The plaintiff, Lisa Jackson, alleged that Deen appointed her to coordinate catering for Mr. Hiers’s wedding in 2007, and told Jackson that she really wanted the wait staff to consist of black men wearing “long-sleeve white shirts, black shorts and black bow ties, you know in the Shirley Temple days, they used to tap dance around. Now, that would be a true Southern wedding, wouldn’t it?” Deen allegedly said. “But we can’t do that because the media would be on me about that.”
The message, to many, was clear: Deen thought racial epithets were fine, and she wanted a cast of black waiters to play slaves at her plantation-style wedding.
The initial public reaction was decidedly jokey: Twitter users commandeered the “#paulasbestdishes” hashtag, tweeting entries like “Klu Klux Klandike Bars” and “Dred Scott Potato Pie."
But the fallout from “being labeled a racist, fairly or unfairly, is serious,” argues Mike Paul, a public relations manager specializing in crisis management based in New York . His past clients include the Comedy Store in Los Angeles, which was dealing with the fallout from a racist tirade delivered by “Seinfeld” actor Michael Richards on its stage in 2006.
He says that public relations flubs involving race are among the most difficult he has to work with, because “that story doesn’t go away overnight. It resonates with people on both sides, wins ratings for the news, and scares the heck out of businesses, business partners, and sponsors. This should be the top issue Paula Deen has in her life right now.”

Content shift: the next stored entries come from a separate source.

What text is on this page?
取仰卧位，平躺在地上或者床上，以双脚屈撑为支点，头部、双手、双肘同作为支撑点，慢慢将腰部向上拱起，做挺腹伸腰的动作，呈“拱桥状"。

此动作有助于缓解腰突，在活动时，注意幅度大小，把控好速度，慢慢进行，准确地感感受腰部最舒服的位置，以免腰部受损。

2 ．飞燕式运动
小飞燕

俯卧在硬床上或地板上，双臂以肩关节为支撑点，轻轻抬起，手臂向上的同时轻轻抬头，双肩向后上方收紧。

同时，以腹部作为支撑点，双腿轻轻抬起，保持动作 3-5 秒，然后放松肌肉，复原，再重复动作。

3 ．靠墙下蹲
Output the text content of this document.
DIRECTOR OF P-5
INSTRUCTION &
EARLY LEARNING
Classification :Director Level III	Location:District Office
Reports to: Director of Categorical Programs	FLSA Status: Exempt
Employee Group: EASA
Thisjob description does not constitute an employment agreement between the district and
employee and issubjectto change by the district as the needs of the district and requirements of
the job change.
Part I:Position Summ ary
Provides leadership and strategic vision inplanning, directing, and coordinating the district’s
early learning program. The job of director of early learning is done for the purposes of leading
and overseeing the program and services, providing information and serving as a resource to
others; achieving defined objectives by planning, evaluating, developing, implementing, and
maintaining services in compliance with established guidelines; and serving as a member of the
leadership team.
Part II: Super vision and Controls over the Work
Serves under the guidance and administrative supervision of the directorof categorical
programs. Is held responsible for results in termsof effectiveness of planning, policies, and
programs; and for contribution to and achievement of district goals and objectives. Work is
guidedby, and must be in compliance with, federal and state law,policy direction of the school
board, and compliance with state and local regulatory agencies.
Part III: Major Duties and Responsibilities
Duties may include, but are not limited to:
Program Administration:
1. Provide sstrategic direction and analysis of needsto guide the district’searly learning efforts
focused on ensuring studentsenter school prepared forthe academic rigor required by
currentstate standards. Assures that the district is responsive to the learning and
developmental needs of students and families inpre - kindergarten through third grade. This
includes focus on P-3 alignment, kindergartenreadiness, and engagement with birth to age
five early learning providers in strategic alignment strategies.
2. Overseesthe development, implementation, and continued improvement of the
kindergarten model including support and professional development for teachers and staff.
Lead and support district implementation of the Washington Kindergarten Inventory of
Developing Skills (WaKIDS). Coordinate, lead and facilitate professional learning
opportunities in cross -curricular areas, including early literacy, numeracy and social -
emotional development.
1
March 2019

This isn’t Paula Deen’s first rodeo. Early last year, she announced that she had Type 2 diabetes and had been living with it for three years, while continuing to peddle dishes loaded with sugar and fat (precisely the sort of diet medical experts regard as a chief contributing factor to the disease). News also broke that she was working as a paid spokeswoman for an overseas insulin company, a damaging revelation for a woman whose entire career was indulgent food.
An important figure in helping her weather that media storm (and sidestep an apology) was her son, Bobby Deen. He hosts a show on the Cooking Channel devoted to creating healthier versions of his mother’s dishes, with Paula herself making frequent cameos. This, Mr. Paul points out, allowed her to stick to her butter-laden guns while still appearing to take the health concerns raised by her methods into consideration.
But Paul, the crisis manager, notes that there’s a “huge difference between cooking fatty food with a lot of butter and saying ‘that s who I am’ and the allegations of being a racist. They’re apples and oranges from a crisis perspective.”
He argues that if Deen doesn’t make a visible, concerted effort to change her perceived attitude toward racial issue, the damage could be irreversible. If the story lingers in the news, figures like “Al Sharpton, Jesse Jackson, or the NAACP could decide they want to get involved.” From there, protesters could decide to boycott the Food Network, and its top brass could decide Deen isn’t worth the trouble of being labeled a racist channel.
In addition to alienating any African American fan base, “the South has a stake in this,” Paul says. With Deen as one of the most famed Southerners in the country, “If you’re from the South you’re thinking, 'Great, Paula Deen just put us back in the racist camp.' ”
The Food Network has already taken steps to distance itself from Deen, issuing this public statement: "Food Network does not tolerate any form of discrimination and is a strong proponent of diversity and inclusion. We will continue to monitor the situation."
Paul recommends a sincere apology, not of the “sorry if I offended anyone” variety, and not through attorneys, as Deen’s best possible move. But Paula Deen doesn’t apologize, and her fame is entirely built on the foundation of “Paula being Paula.”
But if the public decides that “Paula being Paula” is an unrepentant bigot, that foundation could crumble, quickly.
Editor's note: an earlier version of this article misspelled Deen's brother's last name. It is Hiers, not Piers.